Marvin Heller brought people together. His Columbia garden keeps his work going
Down the street from the house where his own roots were planted, in the close-knit neighborhood where he lived out his 63 years, Marvin Heller’s name lives on in a garden that flourished under his watch.
A “change agent,” an “angel,” a “pillar” of the community, Heller remains a strong presence in Columbia’s Lyon Street neighborhood just over a year after his death. On Saturday, friends, family and community leaders will gather to dedicate in his honor the community garden Heller helped plant.
“He saw the potential of the neighborhood. He saw potential more than challenge,” said his sister, Leslie Young, a Columbia attorney.
The four Heller siblings grew up on McDuffie Avenue in the 1960s and ‘70s, where they were “taught, generally, to make life better, and not just for ourselves,” Young said. “Marvin would say he never left the neighborhood because our family has lived there for more than 100 years. It was his heritage, his home, and he lived among people of various socioeconomic circumstances who were all good people, and potential was limitless.”
Decades later, Marvin Heller would step up as a leader in the neighborhood, helping to tamp down crime, connect residents with needed services, advocate for affordable housing and education, influence city policy and build bridges between Lyon Street and other areas of Columbia.
“It was always about community. It was not about Marvin Heller,” said Columbia Councilman Ed McDowell, who represents the Lyon Street community.
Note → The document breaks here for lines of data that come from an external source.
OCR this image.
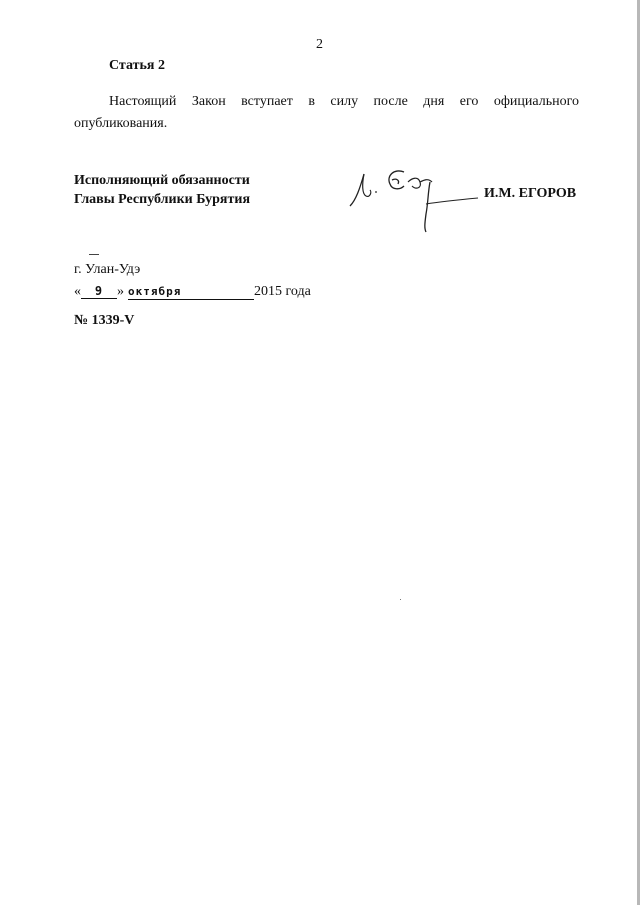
2
Статья 2

Настоящий Закон вступает в силу после дня его официального опубликования.

Исполняющий обязанности
Главы Республики Бурятия	И.М. ЕГОРОВ
г. Улан-Удэ
« 9 » октября	2015 года
№ 1339-V
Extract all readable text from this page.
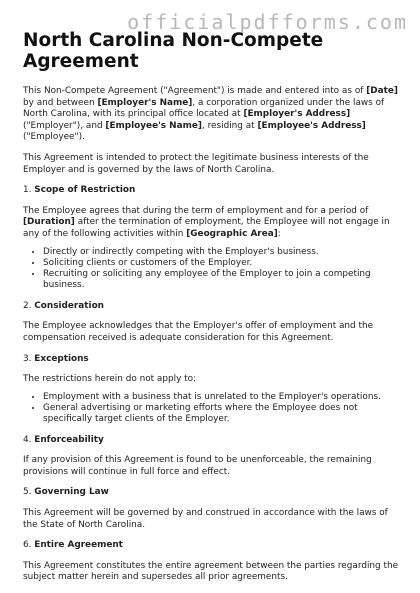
officialpdfforms.com
North Carolina Non-Compete Agreement

This Non-Compete Agreement ("Agreement") is made and entered into as of [Date] by and between [Employer's Name], a corporation organized under the laws of North Carolina, with its principal office located at [Employer's Address] ("Employer"), and [Employee's Name], residing at [Employee's Address] ("Employee").

This Agreement is intended to protect the legitimate business interests of the Employer and is governed by the laws of North Carolina.

1. Scope of Restriction

The Employee agrees that during the term of employment and for a period of [Duration] after the termination of employment, the Employee will not engage in any of the following activities within [Geographic Area]:

• Directly or indirectly competing with the Employer's business.
• Soliciting clients or customers of the Employer.
• Recruiting or soliciting any employee of the Employer to join a competing business.
2. Consideration

The Employee acknowledges that the Employer's offer of employment and the compensation received is adequate consideration for this Agreement.

3. Exceptions

The restrictions herein do not apply to:

• Employment with a business that is unrelated to the Employer's operations.
• General advertising or marketing efforts where the Employee does not specifically target clients of the Employer.
4. Enforceability

If any provision of this Agreement is found to be unenforceable, the remaining provisions will continue in full force and effect.

5. Governing Law

This Agreement will be governed by and construed in accordance with the laws of the State of North Carolina.

6. Entire Agreement

This Agreement constitutes the entire agreement between the parties regarding the subject matter herein and supersedes all prior agreements.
A longtime friend of Heller’s, McDowell recalls they’d often run into one another in the Five Points Food Lion grocery store and wind up spending a half hour talking together in the parking lot. “He was a change agent, and that’s a thing I loved most about Marvin, that he was able to bridge the gap.”
One of Heller’s first steps in leading the community came in the early 1990s, when the neighborhood was suffering from drug-related crime, Young said.
When many people in the neighborhood were fearful of stepping forward to help police tackle problem areas, Heller was not afraid to stand up for his community, Young said.
“His point was, ‘When there’s trouble, I was taught to run home, as opposed to run from,’ so he stepped forward and even volunteered to walk (police) through the neighborhood,” Young said.
Heller became president of the Lyon Street community and held the position for years, becoming known across the city as a man whose advice and partnership was worth seeking.
But he was known more intimately by his family and friends as a jokester, a jazz and rock music enthusiast, and a man who loved to eat his way across Columbia’s restaurant scene. He “showered affection” on his family, Young said.
“To say the least, my uncle was the best,” said Darryl Jackson Jr., Heller’s nephew. “He was an angel on earth, for me, especially.”
Diagnosed with COVID-19 early in the state’s outbreak last year, Heller died suddenly, leaving his family and community in stunned sadness. The community garden, they say, is a fitting tribute to the man who spent hours cultivating it, the same way he cultivated good in the city.
“I know he’s smiling now. He took a lot of pride in making sure the garden is what it is today,” Jackson said. “His soul will definitely be on the grounds.”
“How admirable it is to name a garden after him,” said McDowell. “New growth, new possibilities springing up out of the old, and the old becomes new.”
The Marvin Heller Community Garden will be dedicated Saturday, May 1, at noon, with a celebration that is open to the public. It is located at the corner of McDuffie Avenue and Gervais Street.